The atmosphere was bitterly cold, but Eagan switched on the heat as soon as the engine was warm in an attempt to keep Annabelle asleep. His eyes darted to each shadow on the street edges, alerted with the adrenaline he strove to maintain control of in his system.

Callum shivered with crossed arms ahead of his house when Eagan stopped the car beside him. Melia peered out the door in a lilac silk nightgown, a contrast to the dark curls that reached her shoulders.

"Is everything all right?" Callum asked gently when Eagan remained in his seat.

"Yes.
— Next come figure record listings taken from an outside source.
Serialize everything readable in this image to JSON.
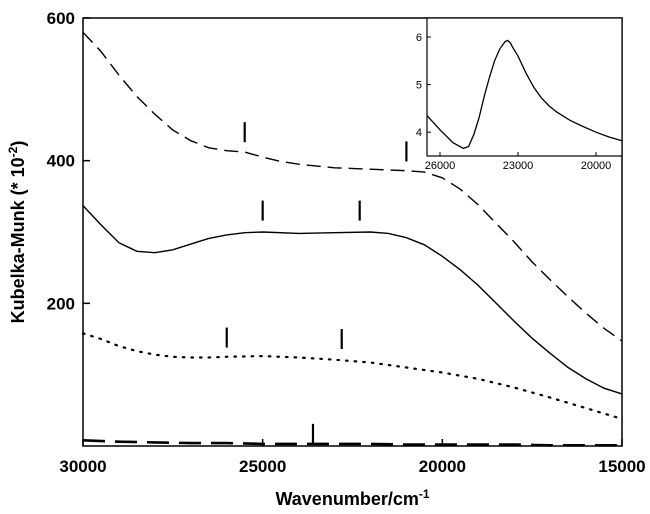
{
  "chart_data": {
    "type": "line",
    "xlabel": "Wavenumber/cm",
    "xlabel_sup": "-1",
    "ylabel": "Kubelka-Munk (* 10",
    "ylabel_sup": "-2",
    "ylabel_end": ")",
    "xlim": [
      30000,
      15000
    ],
    "ylim": [
      0,
      600
    ],
    "x_ticks": [
      30000,
      25000,
      20000,
      15000
    ],
    "x_tick_labels": [
      "30000",
      "25000",
      "20000",
      "15000"
    ],
    "y_ticks": [
      200,
      400,
      600
    ],
    "y_tick_labels": [
      "200",
      "400",
      "600"
    ],
    "series": [
      {
        "style": "dashed",
        "x": [
          30000,
          29500,
          29000,
          28500,
          28000,
          27500,
          27000,
          26500,
          26000,
          25500,
          25000,
          24500,
          24000,
          23000,
          22000,
          21000,
          20500,
          20000,
          19500,
          19000,
          18500,
          18000,
          17500,
          17000,
          16500,
          16000,
          15500,
          15000
        ],
        "y": [
          580,
          553,
          520,
          490,
          465,
          443,
          428,
          418,
          414,
          412,
          405,
          399,
          395,
          390,
          388,
          386,
          384,
          376,
          360,
          338,
          312,
          286,
          258,
          233,
          209,
          186,
          165,
          147
        ]
      },
      {
        "style": "solid",
        "x": [
          30000,
          29500,
          29000,
          28500,
          28000,
          27500,
          27000,
          26500,
          26000,
          25500,
          25000,
          24000,
          23000,
          22000,
          21500,
          21000,
          20500,
          20000,
          19500,
          19000,
          18500,
          18000,
          17500,
          17000,
          16500,
          16000,
          15500,
          15000
        ],
        "y": [
          337,
          310,
          285,
          273,
          271,
          275,
          283,
          291,
          296,
          299,
          300,
          298,
          299,
          300,
          298,
          292,
          282,
          266,
          247,
          225,
          200,
          175,
          151,
          130,
          110,
          94,
          81,
          73
        ]
      },
      {
        "style": "dotted",
        "x": [
          30000,
          29500,
          29000,
          28500,
          28000,
          27500,
          27000,
          26500,
          26000,
          25000,
          24000,
          23000,
          22000,
          21000,
          20000,
          19000,
          18000,
          17000,
          16000,
          15000
        ],
        "y": [
          158,
          150,
          140,
          133,
          128,
          125,
          124,
          124,
          125,
          126,
          124,
          121,
          117,
          110,
          103,
          94,
          82,
          68,
          53,
          38
        ]
      },
      {
        "style": "long-dash",
        "x": [
          30000,
          29000,
          28000,
          27000,
          26000,
          25000,
          24000,
          23000,
          22000,
          21000,
          20000,
          19000,
          18000,
          17000,
          16000,
          15000
        ],
        "y": [
          8,
          6,
          5,
          4,
          4,
          3,
          3,
          3,
          3,
          2,
          2,
          2,
          2,
          1,
          1,
          1
        ]
      }
    ],
    "markers": [
      {
        "x": 25500,
        "y": 440
      },
      {
        "x": 21000,
        "y": 413
      },
      {
        "x": 25000,
        "y": 330
      },
      {
        "x": 22300,
        "y": 330
      },
      {
        "x": 26000,
        "y": 152
      },
      {
        "x": 22800,
        "y": 150
      },
      {
        "x": 23600,
        "y": 17
      }
    ],
    "inset": {
      "type": "line",
      "xlim": [
        26500,
        19000
      ],
      "ylim": [
        3.5,
        6.4
      ],
      "x_ticks": [
        26000,
        23000,
        20000
      ],
      "x_tick_labels": [
        "26000",
        "23000",
        "20000"
      ],
      "y_ticks": [
        4,
        5,
        6
      ],
      "y_tick_labels": [
        "4",
        "5",
        "6"
      ],
      "series": [
        {
          "style": "solid",
          "x": [
            26500,
            26000,
            25500,
            25100,
            24900,
            24700,
            24500,
            24300,
            24100,
            23900,
            23700,
            23500,
            23400,
            23300,
            23200,
            23000,
            22700,
            22400,
            22100,
            21800,
            21500,
            21000,
            20500,
            20000,
            19500,
            19000
          ],
          "y": [
            4.35,
            4.05,
            3.78,
            3.66,
            3.7,
            3.95,
            4.3,
            4.75,
            5.15,
            5.5,
            5.75,
            5.9,
            5.93,
            5.88,
            5.78,
            5.6,
            5.25,
            4.95,
            4.72,
            4.55,
            4.42,
            4.25,
            4.12,
            4.0,
            3.9,
            3.82
          ]
        }
      ]
    }
  }
}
Seemed I might be getting a cold, and I wanted to avoid giving it to her," Eagan strove to reassure his brother with a steady tone, despite his clearly suspicious appearance. "I won't get close to you, either. Go ahead and take her inside."

Callum watched him as he opened the rear door and reached into the backseat to remove the sleeping Annabelle. He kissed her cheek when he laid her against his shoulder and said, "Eagan, you look exhausted. Come inside and have some soup. You can stay the night without getting too close."
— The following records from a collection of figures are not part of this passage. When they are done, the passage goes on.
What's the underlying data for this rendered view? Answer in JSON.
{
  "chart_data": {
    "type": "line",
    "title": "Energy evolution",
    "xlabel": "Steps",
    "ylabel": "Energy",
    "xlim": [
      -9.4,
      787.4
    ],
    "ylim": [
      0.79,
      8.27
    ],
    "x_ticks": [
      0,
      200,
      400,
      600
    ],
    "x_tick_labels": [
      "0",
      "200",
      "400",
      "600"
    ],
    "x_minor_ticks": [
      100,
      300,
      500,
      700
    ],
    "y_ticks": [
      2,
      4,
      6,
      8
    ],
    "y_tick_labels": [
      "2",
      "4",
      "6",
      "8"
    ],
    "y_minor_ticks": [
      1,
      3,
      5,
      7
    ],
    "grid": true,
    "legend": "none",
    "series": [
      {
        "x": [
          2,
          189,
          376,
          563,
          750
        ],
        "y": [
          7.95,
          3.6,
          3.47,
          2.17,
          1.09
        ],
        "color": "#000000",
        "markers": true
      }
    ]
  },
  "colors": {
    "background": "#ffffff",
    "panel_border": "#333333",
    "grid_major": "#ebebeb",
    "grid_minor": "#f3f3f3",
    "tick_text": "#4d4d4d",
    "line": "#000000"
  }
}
"No," Eagan shifted the gears into reverse, head pulsating with pain, "but I appreciate all this."

Callum stared after him when he pulled back down the dirt drive and onto the street, arms secure around the girl to maintain heat. Melia met him at the door to accept Annabelle into her arms and start upstairs to tuck her beneath the covers in their spare room.

When the sun rose into a crisp dawn, Annabelle meandered into their room and asked in a clear voice, "Where is Eagan?"

Callum rose into an upright position and Melia reached out to accept the small girl into her arms and set her between them. "He was not feeling well, so he let you come stay the night with us," she said with a kiss to the soft cheek. "We'll see how he is today."

Callum attempted to call him several times that morning. By noon, he approached Melia in the parlor and murmured, "I'm concerned about him. He rarely ever catches anything, and when he does, he never looks as unsettled as he was last night."

"Surely he's not immune to everything," Melia reasoned. "Perhaps he is sick and slept late."

Sunlight diminished into the evening in almost a shade of lavender. Callum stared at the seconds passing by until his unnerved intuition moved him to call their parents and explain the situation. He could hear his mother harbor her concern behind steady breathing, but Cairbre was more direct.

"Do you suppose he's been drinking?"

"I honestly have no idea," Callum admitted as he stared at the approaching night. "But he has been doing so well with Annabelle that I would have been surprised. At least until last night."

"I knew this was doomed to go awry."

"At least we gave him another chance to prove himself!" Abigeál reminded her husband, then sniffled back her tears. "We must see what his explanation is whenever he does come around."

As this conversation was happening, three men and two women piled into a battered black car and steered onto the street. A red one pursued it at a distance and maintained its speed despite the periodic swerve of the first car.

The black car continued to speed down each street it pivoted onto until it reached a city whose people were still active amidst the streetlamps. A row of brick flats stretched across each side of the street, and the black car stopped abruptly at the curb. The men and woman emerged and started up the stairs to one door as the red car stopped several spaces away.

As soon as the people disappeared behind the closed door, Eagan emerged into the rain and raised a camera to snap a photo of the address. He watched as the flat was saturated in illumination behind the drawn curtains, but could see nothing else.